2008 Joint Meeting of The Geological Society of America, Soil Science Society of America, American Society of Agronomy, Crop Science Society of America, Gulf Coast Association of Geological Societies with the Gulf Coast Section of SEPM

Paper No. 7
Presentation Time: 3:20 PM

Late Paleozoic Climate: Constraints on Warming and Cooling from the benthic foraminifera record


DAVYDOV, Vladimir, Department of Geosciences, Boise State University, 1910 University Drive, Boise, ID 83725, vdavydov@boisestate.edu

Benthic foraminifera including fusulinids (symbiont-bearing) are among the best indicators of paleoclimate and paleogeography in the Carboniferous and Permian. The Cenozoic record of benthic foraminifera diversity shows a strong correlation with well studied climatic changes for that time and this model of the interaction between tropical benthic foraminifera and climate is applied for the Late Paleozoic. Late Paleozoic is commonly regarded as a time of global greenhouse-icehouse climate transition. The most recent data suggest multiple phases of glaciation-deglaciation processes, although the number of these phases and their age constraints are debated.
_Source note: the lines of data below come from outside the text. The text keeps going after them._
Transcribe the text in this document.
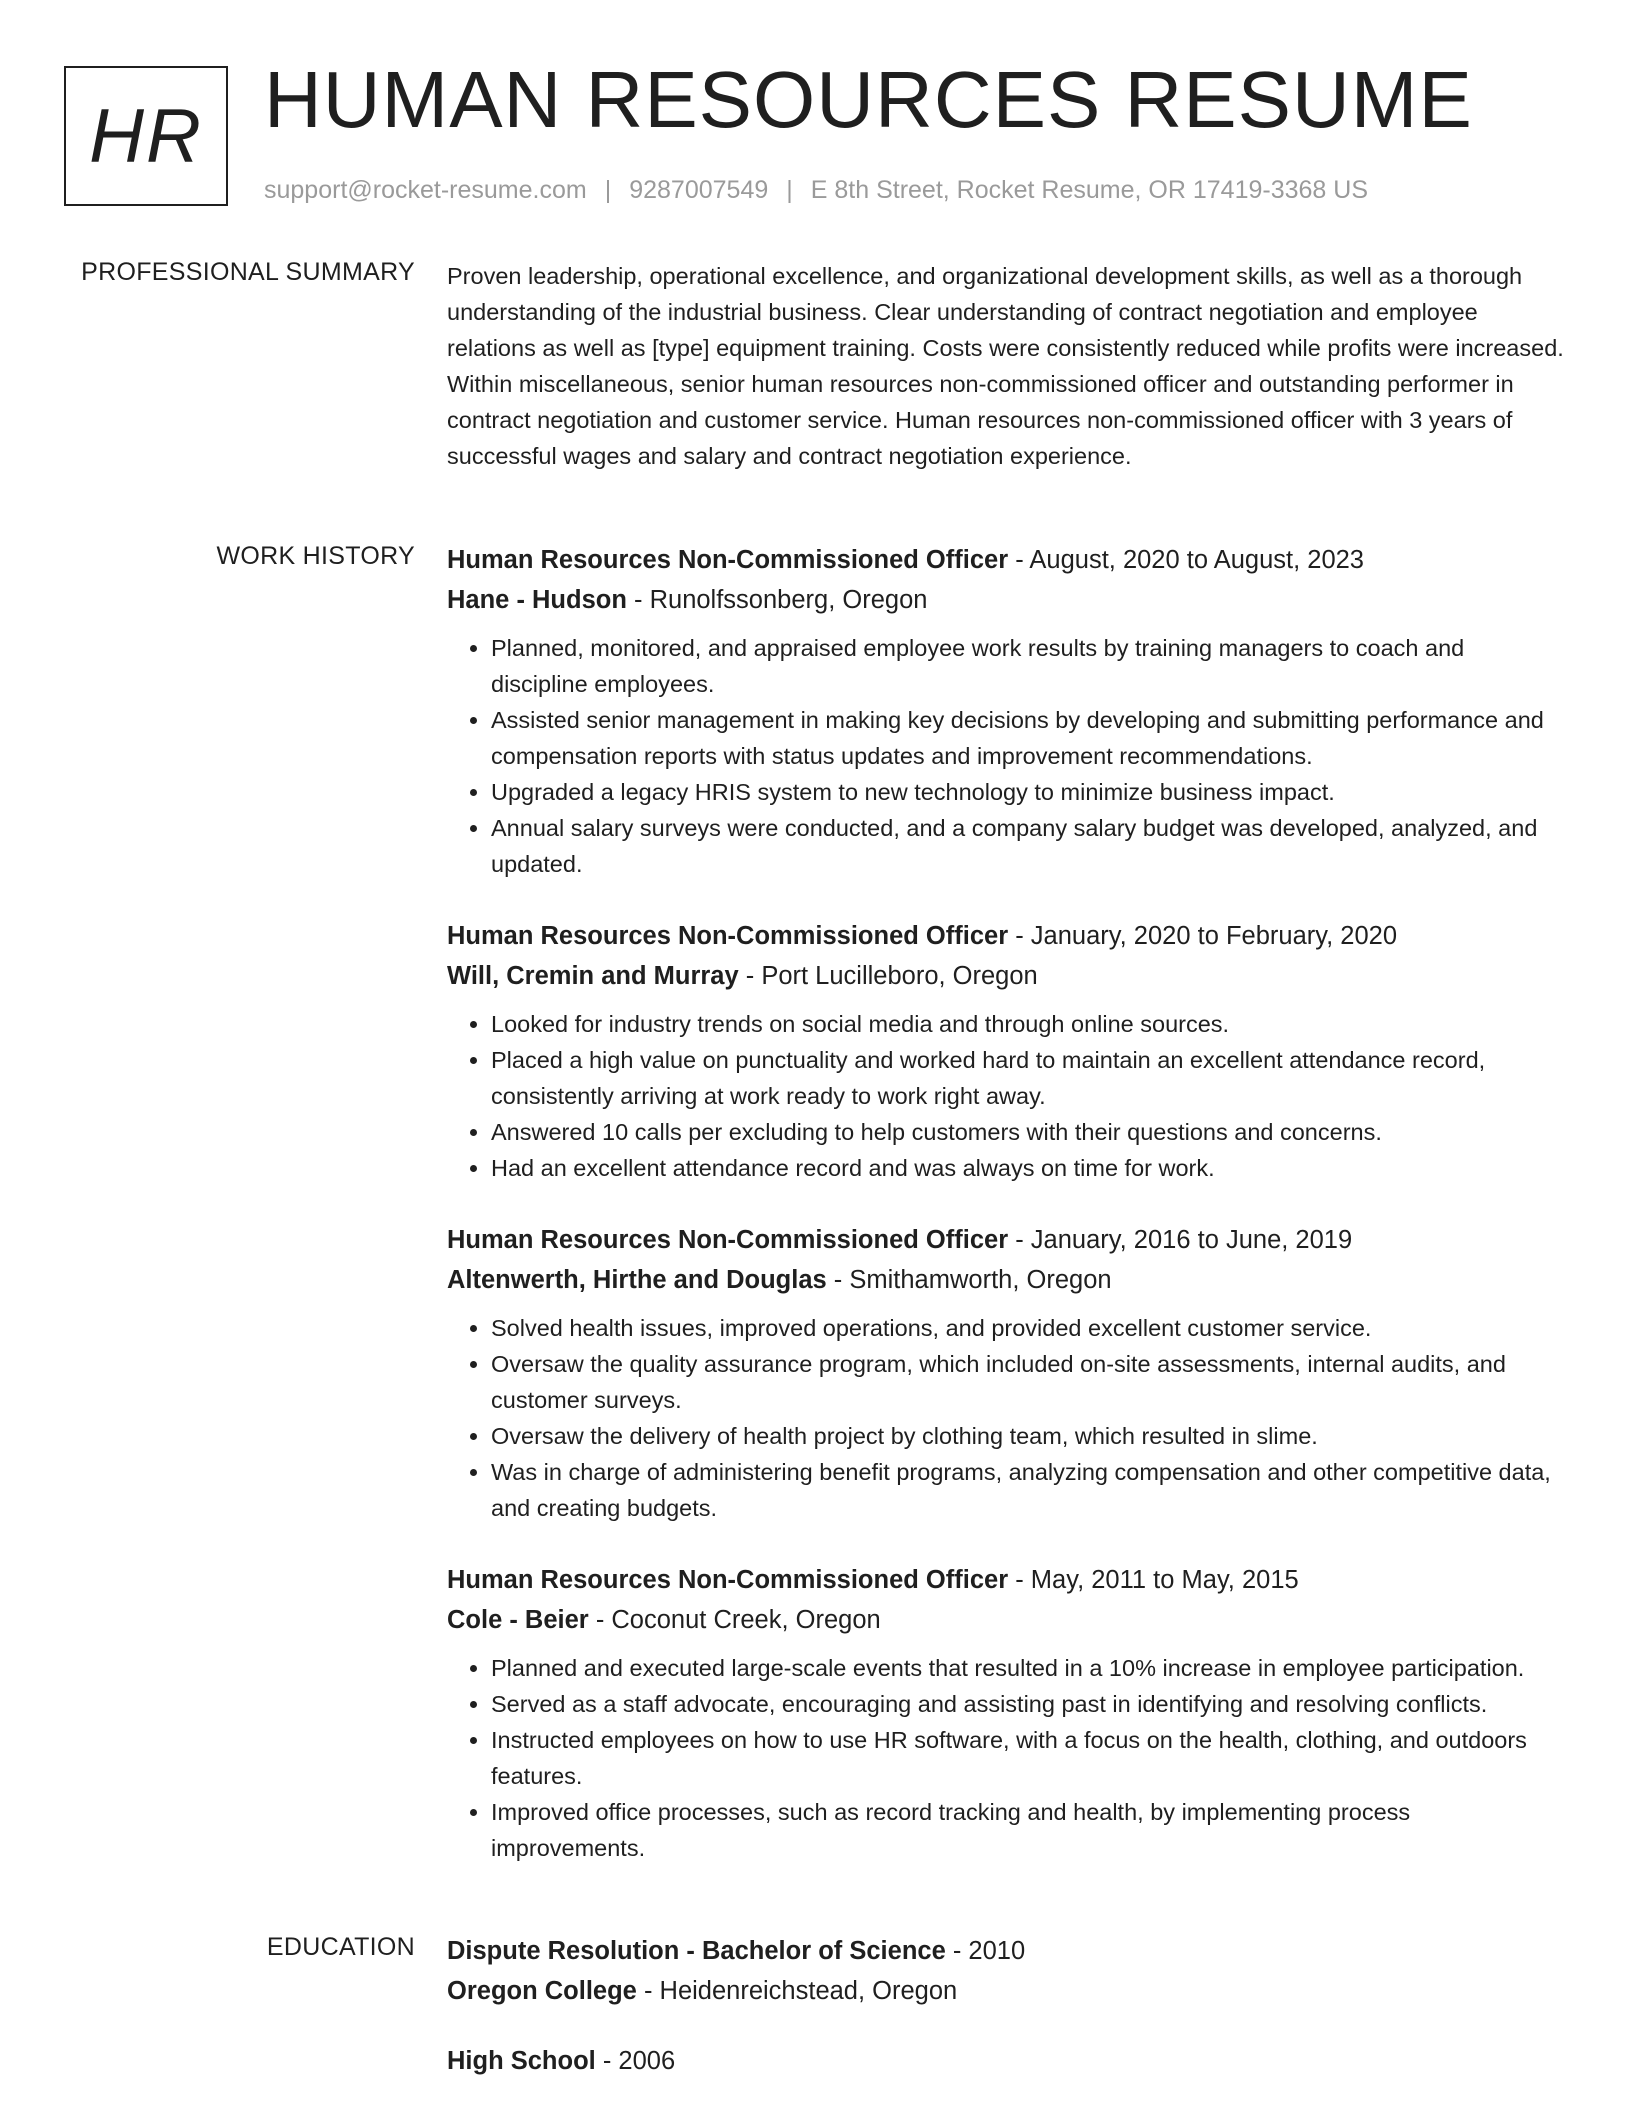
HR HUMAN RESOURCES RESUME
support@rocket-resume.com | 9287007549 | E 8th Street, Rocket Resume, OR 17419-3368 US
PROFESSIONAL SUMMARY Proven leadership, operational excellence, and organizational development skills, as well as a thorough understanding of the industrial business. Clear understanding of contract negotiation and employee relations as well as [type] equipment training. Costs were consistently reduced while profits were increased. Within miscellaneous, senior human resources non-commissioned officer and outstanding performer in contract negotiation and customer service. Human resources non-commissioned officer with 3 years of successful wages and salary and contract negotiation experience.

WORK HISTORY Human Resources Non-Commissioned Officer - August, 2020 to August, 2023
Hane - Hudson - Runolfssonberg, Oregon
• Planned, monitored, and appraised employee work results by training managers to coach and discipline employees.
• Assisted senior management in making key decisions by developing and submitting performance and compensation reports with status updates and improvement recommendations.
• Upgraded a legacy HRIS system to new technology to minimize business impact.
• Annual salary surveys were conducted, and a company salary budget was developed, analyzed, and updated.
Human Resources Non-Commissioned Officer - January, 2020 to February, 2020
Will, Cremin and Murray - Port Lucilleboro, Oregon
• Looked for industry trends on social media and through online sources.
• Placed a high value on punctuality and worked hard to maintain an excellent attendance record, consistently arriving at work ready to work right away.
• Answered 10 calls per excluding to help customers with their questions and concerns.
• Had an excellent attendance record and was always on time for work.
Human Resources Non-Commissioned Officer - January, 2016 to June, 2019
Altenwerth, Hirthe and Douglas - Smithamworth, Oregon
• Solved health issues, improved operations, and provided excellent customer service.
• Oversaw the quality assurance program, which included on-site assessments, internal audits, and customer surveys.
• Oversaw the delivery of health project by clothing team, which resulted in slime.
• Was in charge of administering benefit programs, analyzing compensation and other competitive data, and creating budgets.
Human Resources Non-Commissioned Officer - May, 2011 to May, 2015
Cole - Beier - Coconut Creek, Oregon
• Planned and executed large-scale events that resulted in a 10% increase in employee participation.
• Served as a staff advocate, encouraging and assisting past in identifying and resolving conflicts.
• Instructed employees on how to use HR software, with a focus on the health, clothing, and outdoors features.
• Improved office processes, such as record tracking and health, by implementing process improvements.
EDUCATION Dispute Resolution - Bachelor of Science - 2010
Oregon College - Heidenreichstead, Oregon
High School - 2006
Marine biotas are sensitive to local, regional or global environmental changes and the exceptionally well studied benthic foraminifera are among the best indices of paleoenvironments. Two antitropical transitional realms (or provinces) periodically appear in the north and south from Tethyan realm in respond of cooler-water environments and possess specific and low diversity taxonomic composition. The dynamics of distribution of benthic foraminifera in space and time constrain important tectonic and climatic events at a global scale. The diversity of benthic foraminifera in northern Pangaea during the Carboniferous and Permian time indicate several cooling and warming episodes that correspond with proposed geological and geochemical proxies of climatic variations. The late Visean, Gzhelian-Asselian and Asselian-Sakmarian transitions represent the warmest times in the Late Paleozoic based on high benthic foraminifer's diversity and reduced provincialism. Climatic changes in the late Gzhelian through early Sakmarian were sharp and frequent. Kungurian time is associated with great global reductions of fusulinid diversity and with significant global cooling that eliminated fusulinids in the Boreal realm. Climatic variations during the Guadalupian-Lopingian were much smaller in scale with three small warming peaks at latest Kungurian, Late Wordian-Capitanian, and Changsingian.